Purtuttavia, limitando il fuoco sulla questione del libero arbitrio, non se ne ravvede una drastica minaccia, essenzialmente diversa dalle tante forme di persuasione e manipolazione che sono sempre esistite, e nemmeno sembrano vanificati gli antidoti che gli individui mettono tipicamente in atto nel preservare la loro autonomia. Nel caso del governo algoritmico di Facebook, Google, Twitter e simili, sono questi stessi canali a veicolare i migliori antidoti. In uno studio di Taina Bucher, condotto con una metodica sulla falsariga dell’etnografia antropologica (metodica che lei chiama technography), è emersa una sorprendente consapevolezza da parte di utenti dell’algoritmo di news feed di Facebook, con una varietà di reazioni rispetto all’influenza dell’algoritmo sui loro affetti quotidiani.

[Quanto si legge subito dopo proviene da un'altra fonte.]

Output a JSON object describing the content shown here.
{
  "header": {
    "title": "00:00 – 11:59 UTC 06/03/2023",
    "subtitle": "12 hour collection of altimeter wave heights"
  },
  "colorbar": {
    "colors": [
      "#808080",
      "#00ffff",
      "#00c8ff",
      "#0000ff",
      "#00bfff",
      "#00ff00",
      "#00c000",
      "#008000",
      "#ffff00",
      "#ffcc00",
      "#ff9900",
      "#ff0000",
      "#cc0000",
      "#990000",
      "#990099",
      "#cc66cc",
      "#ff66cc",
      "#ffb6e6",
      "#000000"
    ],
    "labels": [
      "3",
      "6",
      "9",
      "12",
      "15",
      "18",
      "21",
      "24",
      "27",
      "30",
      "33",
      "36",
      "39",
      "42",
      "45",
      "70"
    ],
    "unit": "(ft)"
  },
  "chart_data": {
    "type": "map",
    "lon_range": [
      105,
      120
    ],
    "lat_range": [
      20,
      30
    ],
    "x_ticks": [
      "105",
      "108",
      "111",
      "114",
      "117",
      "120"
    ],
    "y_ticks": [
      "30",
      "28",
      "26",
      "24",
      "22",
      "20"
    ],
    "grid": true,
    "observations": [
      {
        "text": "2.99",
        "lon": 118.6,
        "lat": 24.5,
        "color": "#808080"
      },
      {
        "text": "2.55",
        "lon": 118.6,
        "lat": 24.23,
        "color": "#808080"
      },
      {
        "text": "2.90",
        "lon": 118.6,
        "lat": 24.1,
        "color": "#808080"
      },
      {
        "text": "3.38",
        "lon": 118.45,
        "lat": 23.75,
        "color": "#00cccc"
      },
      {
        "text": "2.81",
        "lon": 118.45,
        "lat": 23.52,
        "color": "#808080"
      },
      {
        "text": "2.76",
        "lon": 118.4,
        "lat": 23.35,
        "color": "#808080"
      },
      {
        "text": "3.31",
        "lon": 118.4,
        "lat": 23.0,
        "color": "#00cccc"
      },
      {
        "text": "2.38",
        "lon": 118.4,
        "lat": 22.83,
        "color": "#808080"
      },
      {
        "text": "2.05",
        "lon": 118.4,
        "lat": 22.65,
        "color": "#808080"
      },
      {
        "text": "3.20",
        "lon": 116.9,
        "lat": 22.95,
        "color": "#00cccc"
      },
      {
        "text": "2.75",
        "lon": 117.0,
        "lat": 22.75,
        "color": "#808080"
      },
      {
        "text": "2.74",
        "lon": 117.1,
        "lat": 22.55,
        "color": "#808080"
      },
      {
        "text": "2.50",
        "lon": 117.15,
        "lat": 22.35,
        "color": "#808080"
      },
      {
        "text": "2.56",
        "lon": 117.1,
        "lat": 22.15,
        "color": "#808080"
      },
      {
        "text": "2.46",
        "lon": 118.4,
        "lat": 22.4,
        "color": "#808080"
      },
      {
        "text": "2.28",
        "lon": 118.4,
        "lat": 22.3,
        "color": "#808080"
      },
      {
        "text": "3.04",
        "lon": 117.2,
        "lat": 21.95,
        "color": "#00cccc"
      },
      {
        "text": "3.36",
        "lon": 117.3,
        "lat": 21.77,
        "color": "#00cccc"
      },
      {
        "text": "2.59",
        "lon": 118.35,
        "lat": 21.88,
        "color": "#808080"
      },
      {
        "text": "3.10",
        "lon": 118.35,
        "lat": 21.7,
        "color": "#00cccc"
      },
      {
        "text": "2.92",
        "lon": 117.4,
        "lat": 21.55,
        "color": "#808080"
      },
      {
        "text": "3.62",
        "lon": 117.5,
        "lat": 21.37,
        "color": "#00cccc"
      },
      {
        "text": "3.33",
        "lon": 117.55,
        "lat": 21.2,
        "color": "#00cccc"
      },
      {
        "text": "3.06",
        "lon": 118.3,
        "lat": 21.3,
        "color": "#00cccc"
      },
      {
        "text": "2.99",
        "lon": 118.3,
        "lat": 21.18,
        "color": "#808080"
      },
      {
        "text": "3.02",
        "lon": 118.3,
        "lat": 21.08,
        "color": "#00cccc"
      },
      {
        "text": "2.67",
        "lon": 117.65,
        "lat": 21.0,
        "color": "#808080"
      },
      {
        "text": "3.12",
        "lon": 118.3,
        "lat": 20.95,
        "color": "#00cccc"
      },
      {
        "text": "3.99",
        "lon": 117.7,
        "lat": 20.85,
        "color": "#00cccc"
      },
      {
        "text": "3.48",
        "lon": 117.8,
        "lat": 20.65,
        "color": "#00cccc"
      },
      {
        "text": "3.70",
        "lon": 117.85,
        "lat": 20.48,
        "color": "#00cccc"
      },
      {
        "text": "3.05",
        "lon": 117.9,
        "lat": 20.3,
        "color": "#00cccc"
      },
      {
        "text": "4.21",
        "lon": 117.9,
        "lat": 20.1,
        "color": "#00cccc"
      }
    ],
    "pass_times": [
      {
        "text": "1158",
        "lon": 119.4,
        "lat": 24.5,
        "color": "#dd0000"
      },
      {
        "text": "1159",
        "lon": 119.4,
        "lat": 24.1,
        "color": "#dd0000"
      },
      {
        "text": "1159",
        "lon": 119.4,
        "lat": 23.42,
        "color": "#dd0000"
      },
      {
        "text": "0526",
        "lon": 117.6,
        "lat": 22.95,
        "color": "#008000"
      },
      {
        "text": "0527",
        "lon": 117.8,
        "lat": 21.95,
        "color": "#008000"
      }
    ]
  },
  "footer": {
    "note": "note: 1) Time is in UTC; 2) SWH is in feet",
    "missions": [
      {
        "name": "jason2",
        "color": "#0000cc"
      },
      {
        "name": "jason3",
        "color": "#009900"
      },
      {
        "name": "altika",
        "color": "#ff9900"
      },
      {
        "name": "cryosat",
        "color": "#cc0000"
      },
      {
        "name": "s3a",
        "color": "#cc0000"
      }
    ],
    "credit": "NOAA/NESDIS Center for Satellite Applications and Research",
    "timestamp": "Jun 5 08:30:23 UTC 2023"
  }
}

Il sentimento prevalente è negativo, di insofferenza sia per inferenze sbagliate dell’algoritmo, che per inferenze corrette ma indesiderate, talvolta di sorpresa per suggerimenti che appaiono aver intuito qualcosa di giusto della propria identità. Indipendentemente dalla polarità dei giudizi, l’elemento interessante è quanto l’algoritmo, soprattutto nel caso di Facebook, sia tutt’altro che il manipolatore nascosto e sconosciuto, è diventato al contrario un immaginario soggetto di confronto, con cui gli utenti sanno di dover negoziare, anche se non ne conoscono i meccanismi interni. Oltre alla ricerca vera e propria, anche libri divulgativi come quello di Foer contribuiranno alla consapevolezza che nel mondo digitale odierno la propria esistenza è un continuo compromesso tra l’offerta degli algoritmi, e la libertà di desiderare e scegliere.